Nine actors onstage, performing "La Vie Boheme" in Rent. Most of them are seated in the background, but Angel, wearing a green dress and knee-high white boots, and Tom Collins, wearing dark trousers, a red T-shirt, and a camouflage jacket, are standing on chairs front and center, their fists raised.
The cast of Porchlight Music Theatre's Rent performs "La Vie Boheme." Credit: Liz Lauren

After thoroughly enjoying the shameless perversity of Kokandy Productions’s Cruel Intentions, under Adrian Abel Azevedo’s direction, I found Azevedo’s Rent at Porchlight to bring a stark, often heart-wrenching dose of relevance to his now-known talent for embodying nostalgia. Musicals can be tough when you have the cast recording memorized, but this production of the late Jonathan Larson’s Tony- and Pulitzer-winning musical won me over, thanks to its capable cast, memorable set, and impressive ability to be both of the early 90s and jarringly present.

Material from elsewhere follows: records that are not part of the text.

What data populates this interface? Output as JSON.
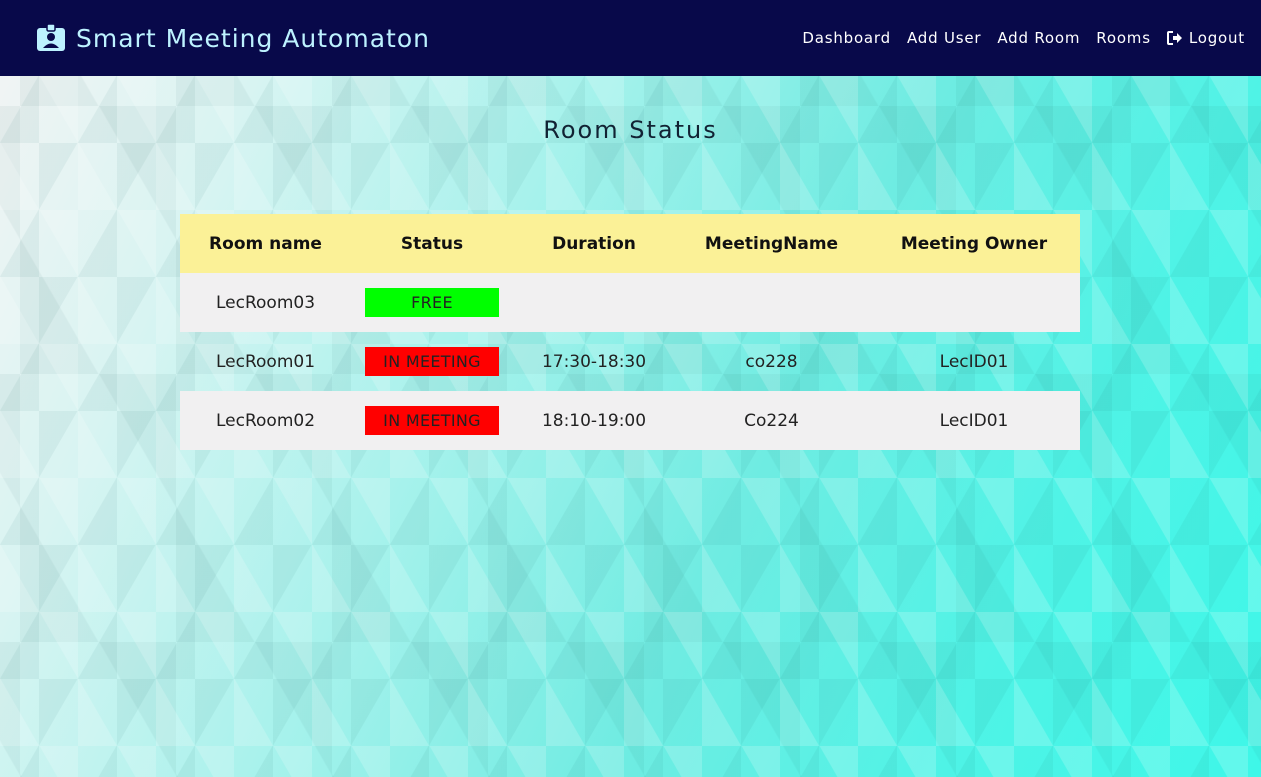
{
  "navbar": {
    "brand": "Smart Meeting Automaton",
    "brand_icon": "id-badge-icon",
    "links": [
      "Dashboard",
      "Add User",
      "Add Room",
      "Rooms"
    ],
    "logout_label": "Logout",
    "logout_icon": "sign-out-icon"
  },
  "page": {
    "title": "Room Status"
  },
  "table": {
    "headers": [
      "Room name",
      "Status",
      "Duration",
      "MeetingName",
      "Meeting Owner"
    ],
    "rows": [
      {
        "room": "LecRoom03",
        "status": "FREE",
        "status_color": "#00ff00",
        "duration": "",
        "meeting": "",
        "owner": ""
      },
      {
        "room": "LecRoom01",
        "status": "IN MEETING",
        "status_color": "#ff0000",
        "duration": "17:30-18:30",
        "meeting": "co228",
        "owner": "LecID01"
      },
      {
        "room": "LecRoom02",
        "status": "IN MEETING",
        "status_color": "#ff0000",
        "duration": "18:10-19:00",
        "meeting": "Co224",
        "owner": "LecID01"
      }
    ]
  },
  "colors": {
    "navbar_bg": "#08094a",
    "header_bg": "#fbf197",
    "free": "#00ff00",
    "in_meeting": "#ff0000"
  }
}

The stage is literally a giant VHS tape on which live video of the actors is occasionally projected. (Ann Davis designed the set.) This theme of documentation, memory, and capturing moments in tragic times strikes the nerve we felt in the not-so-distant early days of COVID, as well as the current discourse around monkeypox, which has been disproportionately harmful (both physically and ideologically) to the LGBTQ+ community.

Rent
Through 12/11: Thu 7:30 PM, Fri 8 PM, Sat 3:30 and 8 PM, Sun 2 PM; also Thu 11/10 10:30 AM, Thu 11/17 1:30 PM, and Fri 11/25 3:30 PM; open captions Sat 11/19 and 11/26 3:30 PM;  Ruth Page Center for the Arts, 1016 N. Dearborn, 773-777-9884, porchlightmusictheatre.org, $45-$79

Yet Rent is so much more than a snapshot in time of the devastating HIV/AIDS crisis. From Angel and Tom Collins (Eric Lewis) to Mimi (Alix Rhode) and Maureen, Rent portrays queer relationships with joy and complexity, celebrating how unique, though ultimately similar, our soulmate connections truly are. This cast nails the ensemble moments, from the vulnerability of “Will I?” to the radical energy of “La Vie Boheme.” Josh Pablo Szabo is an electric Angel, commanding the stage in life and channeling the cast’s collective passion in passing. Lucy Godínez makes a strong case for Maureen’s performance art to be its own, separate production. Finally, David Moreland as Mark and Shraga D. Wasserman as Roger give the best-friend energy that helps land the plane on hope for the future.